There are three major concerns:

  1. There are several parameters with an Rhat > 1, and
  2. The phi parameter is very large, with a high standard error. This indicates a very large overdispersion relative to a Poisson model.
  3. Some runs of this model will give a number of divergent transitions, which indicates the sampling has gone awry.

Discussion

We changed our model slightly to account for the fact that flights are counts rather than continuous. In effect, we have built up from a very simple model that you might encounter in a Statistics 101 class to a rather sophisticated generalized linear model that you might encounter after a couple of years in statistics. Because we built this up in Stan, we used computer code that resembles the math and got results that are straightforward to interpret.

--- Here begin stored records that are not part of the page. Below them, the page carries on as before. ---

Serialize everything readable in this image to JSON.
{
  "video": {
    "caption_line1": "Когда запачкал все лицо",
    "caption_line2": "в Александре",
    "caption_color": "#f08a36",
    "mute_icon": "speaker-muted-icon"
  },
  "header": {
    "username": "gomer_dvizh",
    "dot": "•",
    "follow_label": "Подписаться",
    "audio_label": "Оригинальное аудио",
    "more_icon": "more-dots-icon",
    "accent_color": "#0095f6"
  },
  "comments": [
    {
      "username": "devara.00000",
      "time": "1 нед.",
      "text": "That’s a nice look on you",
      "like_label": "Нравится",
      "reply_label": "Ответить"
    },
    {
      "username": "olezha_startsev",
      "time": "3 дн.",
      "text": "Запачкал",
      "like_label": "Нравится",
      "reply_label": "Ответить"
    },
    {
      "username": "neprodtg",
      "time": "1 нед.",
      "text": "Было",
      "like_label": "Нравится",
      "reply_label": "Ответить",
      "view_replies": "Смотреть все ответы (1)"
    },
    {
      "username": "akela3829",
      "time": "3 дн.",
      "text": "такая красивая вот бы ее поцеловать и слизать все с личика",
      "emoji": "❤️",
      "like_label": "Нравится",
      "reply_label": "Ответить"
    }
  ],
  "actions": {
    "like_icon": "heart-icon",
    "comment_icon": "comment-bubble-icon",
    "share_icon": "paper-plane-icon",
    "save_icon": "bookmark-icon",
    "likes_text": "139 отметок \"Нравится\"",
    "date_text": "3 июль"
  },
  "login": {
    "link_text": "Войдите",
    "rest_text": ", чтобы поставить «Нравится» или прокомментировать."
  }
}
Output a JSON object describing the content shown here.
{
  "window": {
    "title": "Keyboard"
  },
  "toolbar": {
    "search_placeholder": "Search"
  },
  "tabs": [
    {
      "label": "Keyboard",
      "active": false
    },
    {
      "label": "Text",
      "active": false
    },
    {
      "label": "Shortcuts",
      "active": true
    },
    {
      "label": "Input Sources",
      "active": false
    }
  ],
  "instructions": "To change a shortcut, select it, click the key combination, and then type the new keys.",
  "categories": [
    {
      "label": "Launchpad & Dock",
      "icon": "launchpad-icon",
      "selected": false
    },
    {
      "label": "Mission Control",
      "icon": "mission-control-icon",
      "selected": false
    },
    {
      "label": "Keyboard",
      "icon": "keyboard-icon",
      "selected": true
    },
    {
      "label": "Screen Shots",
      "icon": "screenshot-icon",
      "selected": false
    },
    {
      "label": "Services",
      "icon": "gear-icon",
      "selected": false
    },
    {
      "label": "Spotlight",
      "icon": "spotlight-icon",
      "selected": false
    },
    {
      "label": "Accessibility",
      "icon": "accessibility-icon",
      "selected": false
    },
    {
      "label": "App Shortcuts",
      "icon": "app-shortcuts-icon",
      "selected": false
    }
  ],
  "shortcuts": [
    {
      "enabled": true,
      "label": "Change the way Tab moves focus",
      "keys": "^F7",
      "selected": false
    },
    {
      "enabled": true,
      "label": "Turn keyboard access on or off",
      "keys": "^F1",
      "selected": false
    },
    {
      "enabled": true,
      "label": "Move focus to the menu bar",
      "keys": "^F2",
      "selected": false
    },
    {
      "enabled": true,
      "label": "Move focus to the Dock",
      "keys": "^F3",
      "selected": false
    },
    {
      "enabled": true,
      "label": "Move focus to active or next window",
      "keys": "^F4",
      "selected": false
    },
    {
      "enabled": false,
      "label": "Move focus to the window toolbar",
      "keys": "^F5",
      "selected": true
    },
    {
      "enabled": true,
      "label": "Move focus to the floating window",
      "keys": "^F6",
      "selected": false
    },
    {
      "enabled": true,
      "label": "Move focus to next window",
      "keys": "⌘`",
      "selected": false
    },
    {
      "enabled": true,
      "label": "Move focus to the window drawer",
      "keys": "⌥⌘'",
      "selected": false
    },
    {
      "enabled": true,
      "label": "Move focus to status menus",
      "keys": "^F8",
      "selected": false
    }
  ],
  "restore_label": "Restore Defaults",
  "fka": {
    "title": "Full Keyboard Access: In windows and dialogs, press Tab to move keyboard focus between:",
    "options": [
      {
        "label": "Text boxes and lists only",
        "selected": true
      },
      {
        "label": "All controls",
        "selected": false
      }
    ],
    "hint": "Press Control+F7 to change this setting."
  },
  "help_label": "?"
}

This is probably the right point to mention the rstanarm package, which implements a lot of common statistical models including the generalized linear models (like the negative binomial regression fit above). Especially if you are starting out with using Stan and need to use it for some modeling right now, you probably want to look into it. The main reason is that rstanarm uses a few tricks and reparameterizations to make the Markov chain Monte Carlo sampling more efficient and less risky. In addition, you won’t have to code the Stan model yourself, and yet you get the benefit of the Bayesian analysis.